A COMPARISON BETWEEN
SNAPSHOT AND COMPOSITE CHANGE DATA

by

 

MARK G. SCOTT

A research paper submitted in partial fulfillment of the requirements for the degree of
MASTER OF SCIENCE in GEOGRAPHY Portland State University 2001


CHAPTER 5

CONCLUSIONS

This study draws 4 important conclusions based on examples presented in Chapters 3 and 4.

- Database models are adapted to the behavior of phenomenon.
- Database models reflect availability of data sources.
- Snapshot databases can be enhanced by temporal joins.
- Composite databases will become more useful with temporal GIS operators.

The snapshot and composite models both are useful in determining the fact of change. Database models are intended to reflect the behavior of the phenomena. One is static through time and the other is defined by events in time. There is no need to have a temporal database built for source data where there is no means of representing events as database objects. The surface water source data contained no evidence of the events that created or modified the mapped phenomena. There is no evidence within the source data that indicates a specific event caused an object to change from one state to the next. For example, how did the dredging and filling turn Swan Island into a peninsula? The source data did not indicate any particular dredging that made the feature a peninsula. These source data used alone lacked the pertinent information required for the construction of a composite database. Therefore the snapshot model works best in instances where the source data contains no representation of the events that cause change. To compensate for the lack of temporality in the snapshot model, a temporal join can be used to link event information.

The snapshot model can work well with surface water in Portland, Oregon, but what about other themes that exhibit different spatial and temporal characteristics? When historic source data contain event driven changes, the model must integrate how these events destroy one state and replace it with another. The snapshot database is not be effective in this case because it does not have the ability to model individual object events. The robustness of the database would increase by placing such data into a more complex data model.

The composite database is a more robust representation than the snapshot database because spatial entities and time data are used in a different way. Because of this capacity, the composite model is better suited for source data that contain evidence of discrete, independent, or repetitive events that are discrete and cause change to geographic features between map versions. The database models various land cover changes in direct relationship to the events that caused change. For example, clear-cutting events are directly responsible for the removal of vegetation and subsequently cause change to the object state that follows in the database. Composite data include time dependent attributes including age. The database updates the value of time-dependent attributes each time an event changes an object state.

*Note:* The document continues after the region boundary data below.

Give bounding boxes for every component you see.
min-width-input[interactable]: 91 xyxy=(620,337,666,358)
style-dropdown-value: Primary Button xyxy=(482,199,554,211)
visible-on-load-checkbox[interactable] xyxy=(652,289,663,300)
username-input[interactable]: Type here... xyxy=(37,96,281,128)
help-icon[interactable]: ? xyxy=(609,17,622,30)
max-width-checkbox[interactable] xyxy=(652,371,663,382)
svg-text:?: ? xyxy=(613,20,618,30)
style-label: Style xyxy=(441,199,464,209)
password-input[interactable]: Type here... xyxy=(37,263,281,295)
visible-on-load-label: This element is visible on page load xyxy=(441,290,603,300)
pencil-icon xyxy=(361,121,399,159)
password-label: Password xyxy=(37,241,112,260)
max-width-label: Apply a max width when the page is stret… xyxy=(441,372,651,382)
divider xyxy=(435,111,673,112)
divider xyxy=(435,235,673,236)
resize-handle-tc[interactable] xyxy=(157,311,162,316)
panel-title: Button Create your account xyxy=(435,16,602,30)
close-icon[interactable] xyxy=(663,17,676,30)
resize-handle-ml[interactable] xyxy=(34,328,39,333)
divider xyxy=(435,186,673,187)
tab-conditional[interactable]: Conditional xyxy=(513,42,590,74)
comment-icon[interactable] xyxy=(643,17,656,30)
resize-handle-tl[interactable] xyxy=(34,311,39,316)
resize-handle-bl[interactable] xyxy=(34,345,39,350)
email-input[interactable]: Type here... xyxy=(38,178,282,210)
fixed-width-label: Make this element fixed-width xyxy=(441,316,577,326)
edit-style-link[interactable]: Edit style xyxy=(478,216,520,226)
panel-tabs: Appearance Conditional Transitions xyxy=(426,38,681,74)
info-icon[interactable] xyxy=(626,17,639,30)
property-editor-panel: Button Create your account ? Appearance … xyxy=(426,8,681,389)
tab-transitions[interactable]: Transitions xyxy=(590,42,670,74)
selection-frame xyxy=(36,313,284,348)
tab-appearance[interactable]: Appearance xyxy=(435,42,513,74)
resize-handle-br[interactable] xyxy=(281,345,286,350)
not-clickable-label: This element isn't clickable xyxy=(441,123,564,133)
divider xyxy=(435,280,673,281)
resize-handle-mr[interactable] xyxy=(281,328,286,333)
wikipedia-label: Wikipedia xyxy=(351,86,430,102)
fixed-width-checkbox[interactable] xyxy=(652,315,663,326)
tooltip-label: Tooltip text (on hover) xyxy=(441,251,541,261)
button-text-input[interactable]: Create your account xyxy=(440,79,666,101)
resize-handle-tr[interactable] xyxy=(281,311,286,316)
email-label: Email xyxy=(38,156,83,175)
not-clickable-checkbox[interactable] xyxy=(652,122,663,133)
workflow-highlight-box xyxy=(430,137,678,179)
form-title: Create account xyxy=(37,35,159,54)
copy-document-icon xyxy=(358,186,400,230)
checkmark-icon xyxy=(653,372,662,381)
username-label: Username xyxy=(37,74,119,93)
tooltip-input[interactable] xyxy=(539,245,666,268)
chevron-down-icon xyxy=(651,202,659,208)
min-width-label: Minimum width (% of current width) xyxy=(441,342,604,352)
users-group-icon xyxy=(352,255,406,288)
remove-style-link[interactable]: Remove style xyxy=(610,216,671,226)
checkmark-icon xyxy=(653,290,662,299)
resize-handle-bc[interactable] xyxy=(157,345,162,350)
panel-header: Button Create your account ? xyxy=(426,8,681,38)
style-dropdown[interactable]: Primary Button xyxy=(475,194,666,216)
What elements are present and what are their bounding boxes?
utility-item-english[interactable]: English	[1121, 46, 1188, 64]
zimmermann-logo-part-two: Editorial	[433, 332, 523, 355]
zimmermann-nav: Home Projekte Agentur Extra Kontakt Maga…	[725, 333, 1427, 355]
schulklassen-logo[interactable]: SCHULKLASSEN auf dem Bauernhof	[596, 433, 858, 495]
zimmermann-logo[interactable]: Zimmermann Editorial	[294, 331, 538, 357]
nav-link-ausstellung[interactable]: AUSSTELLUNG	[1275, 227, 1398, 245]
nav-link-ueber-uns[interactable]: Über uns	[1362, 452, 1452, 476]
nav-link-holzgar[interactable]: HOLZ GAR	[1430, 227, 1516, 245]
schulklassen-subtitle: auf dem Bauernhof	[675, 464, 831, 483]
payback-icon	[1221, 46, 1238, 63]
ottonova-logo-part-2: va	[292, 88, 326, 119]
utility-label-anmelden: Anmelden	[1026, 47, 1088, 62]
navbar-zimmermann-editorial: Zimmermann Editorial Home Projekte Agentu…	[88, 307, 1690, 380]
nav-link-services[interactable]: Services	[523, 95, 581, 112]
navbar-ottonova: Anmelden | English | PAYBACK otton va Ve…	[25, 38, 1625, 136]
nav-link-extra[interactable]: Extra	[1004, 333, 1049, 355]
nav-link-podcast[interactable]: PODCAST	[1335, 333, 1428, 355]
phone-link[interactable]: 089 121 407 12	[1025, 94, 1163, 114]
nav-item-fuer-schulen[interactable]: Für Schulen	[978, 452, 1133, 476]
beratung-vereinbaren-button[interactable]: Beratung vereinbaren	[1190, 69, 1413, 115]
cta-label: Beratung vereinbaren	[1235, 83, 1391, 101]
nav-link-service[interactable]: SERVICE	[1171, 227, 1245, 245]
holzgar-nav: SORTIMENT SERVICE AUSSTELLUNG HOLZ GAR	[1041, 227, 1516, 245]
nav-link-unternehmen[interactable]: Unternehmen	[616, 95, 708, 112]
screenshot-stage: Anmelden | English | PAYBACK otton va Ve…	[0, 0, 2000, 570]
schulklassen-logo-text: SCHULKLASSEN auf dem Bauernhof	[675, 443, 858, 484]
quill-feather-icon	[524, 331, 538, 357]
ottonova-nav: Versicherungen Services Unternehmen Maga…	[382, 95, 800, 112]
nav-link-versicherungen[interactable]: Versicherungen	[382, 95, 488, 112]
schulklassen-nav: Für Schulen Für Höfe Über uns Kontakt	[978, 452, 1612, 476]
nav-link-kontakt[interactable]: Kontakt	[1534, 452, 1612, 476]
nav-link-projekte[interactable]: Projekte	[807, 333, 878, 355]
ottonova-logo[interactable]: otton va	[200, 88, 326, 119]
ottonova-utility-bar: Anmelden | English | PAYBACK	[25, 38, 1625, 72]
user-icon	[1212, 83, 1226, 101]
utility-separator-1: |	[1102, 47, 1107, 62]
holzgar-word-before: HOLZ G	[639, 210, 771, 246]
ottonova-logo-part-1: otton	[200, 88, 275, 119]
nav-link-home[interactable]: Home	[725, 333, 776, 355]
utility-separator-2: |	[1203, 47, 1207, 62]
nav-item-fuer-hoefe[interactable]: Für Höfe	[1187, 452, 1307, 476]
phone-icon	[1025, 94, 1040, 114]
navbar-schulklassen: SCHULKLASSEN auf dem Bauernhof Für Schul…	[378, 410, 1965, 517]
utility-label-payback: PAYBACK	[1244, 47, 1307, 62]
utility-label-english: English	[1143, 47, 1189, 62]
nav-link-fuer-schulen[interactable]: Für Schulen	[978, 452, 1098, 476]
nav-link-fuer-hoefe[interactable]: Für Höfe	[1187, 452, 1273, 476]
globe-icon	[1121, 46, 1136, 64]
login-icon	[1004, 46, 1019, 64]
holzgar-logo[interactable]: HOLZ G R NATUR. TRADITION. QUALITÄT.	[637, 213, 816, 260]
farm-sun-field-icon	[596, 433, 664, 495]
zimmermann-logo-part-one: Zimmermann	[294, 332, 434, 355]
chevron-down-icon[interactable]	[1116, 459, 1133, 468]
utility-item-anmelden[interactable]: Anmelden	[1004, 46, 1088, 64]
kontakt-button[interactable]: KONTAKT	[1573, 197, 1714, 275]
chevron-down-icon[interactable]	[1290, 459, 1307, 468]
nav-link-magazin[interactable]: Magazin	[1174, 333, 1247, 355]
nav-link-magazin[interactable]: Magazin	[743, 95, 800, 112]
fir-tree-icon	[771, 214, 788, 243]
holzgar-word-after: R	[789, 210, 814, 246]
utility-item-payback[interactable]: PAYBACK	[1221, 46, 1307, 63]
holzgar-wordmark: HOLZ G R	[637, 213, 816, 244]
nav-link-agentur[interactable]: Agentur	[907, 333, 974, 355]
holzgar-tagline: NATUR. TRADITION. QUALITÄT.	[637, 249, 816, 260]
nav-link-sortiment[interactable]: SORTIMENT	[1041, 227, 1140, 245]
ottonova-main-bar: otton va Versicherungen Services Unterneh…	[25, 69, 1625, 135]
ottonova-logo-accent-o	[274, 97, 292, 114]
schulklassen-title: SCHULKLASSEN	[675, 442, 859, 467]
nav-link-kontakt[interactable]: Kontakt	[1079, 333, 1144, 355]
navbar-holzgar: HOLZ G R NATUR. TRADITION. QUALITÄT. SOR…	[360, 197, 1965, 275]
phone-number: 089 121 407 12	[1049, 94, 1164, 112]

Mapped surface water used in Chapter 3 does not readily contain any attributes, it just simply exists, or it does not. Air-photo data for the Gray's River watershed provided evidence of event data making it a more complex source of information than the surface water data in historic maps for Portland, Oregon. Because the air-photo data source contained the required event evidence and spatial topology, it was better suited to the composite data model. The composite model is the only method providing a way to represent the chronology of events independently. The composite data model has the flexibility to use classification schemes, model age, measure size, shape, and location relative to transaction and valid time. The added robustness comes with a cost - much larger processing overhead and increasing spatial complexity over time.

 

5.1 Recommendations for Future Use

"The maps only provide a picture of the situation, so changes between the dates have to be inferred from other sources" (Hooke and Redmond 1989, 80). Improvements to the database could be made in two ways. First, in order to determine more accurately when an event that triggered change occurred, valid time could be incorporated into the database. Second, event data could be added to the composite to expand the range of these data beyond 1996.

Adding valid time attributes to the present temporal database increases the level of information to what Armstrong (1988) describes as the historic database. This is the most complex database design for temporal information because it relies on valid time. This added functionality comes at the expense of researching, obtaining and integrating valid information into the database. These data would most benefit from information obtained from such sources as:

- The Washington Department of Natural Resources timber permits, which contain information including the location, extent of activity, and date of application.
- The Washington Department of Ecology timber records, which include pertinent site plans and harvest schedule.
- Timber processing documents, including the amount of harvested material.
- Tax assessment records for yearly harvest activity.

 

Further, the composite database as it presently exists does not contain truly dynamic data because queries are not updating the attribute information. Static values make inference to events as recorded in the database not in the real world. Ultimately we need to simulate temporal operators by experimenting with algorithms that continually update the values contained in the database by the last event. If this is done, then programming the database can be done with SQL.

Lastly, we have spatial operators that perform functions on the database, but no temporal operators. A temporal operator asks the question to the database. The answer must be given and modified to the present. If this operation stores the value in the attribute table, all objects have the same attributes. The example queries suggested earlier would benefit if a temporal operator were able to first return the present time and then the value of forest age after subtracting the clear-cut data. Instead the database requires the Ô2001' in the query expression.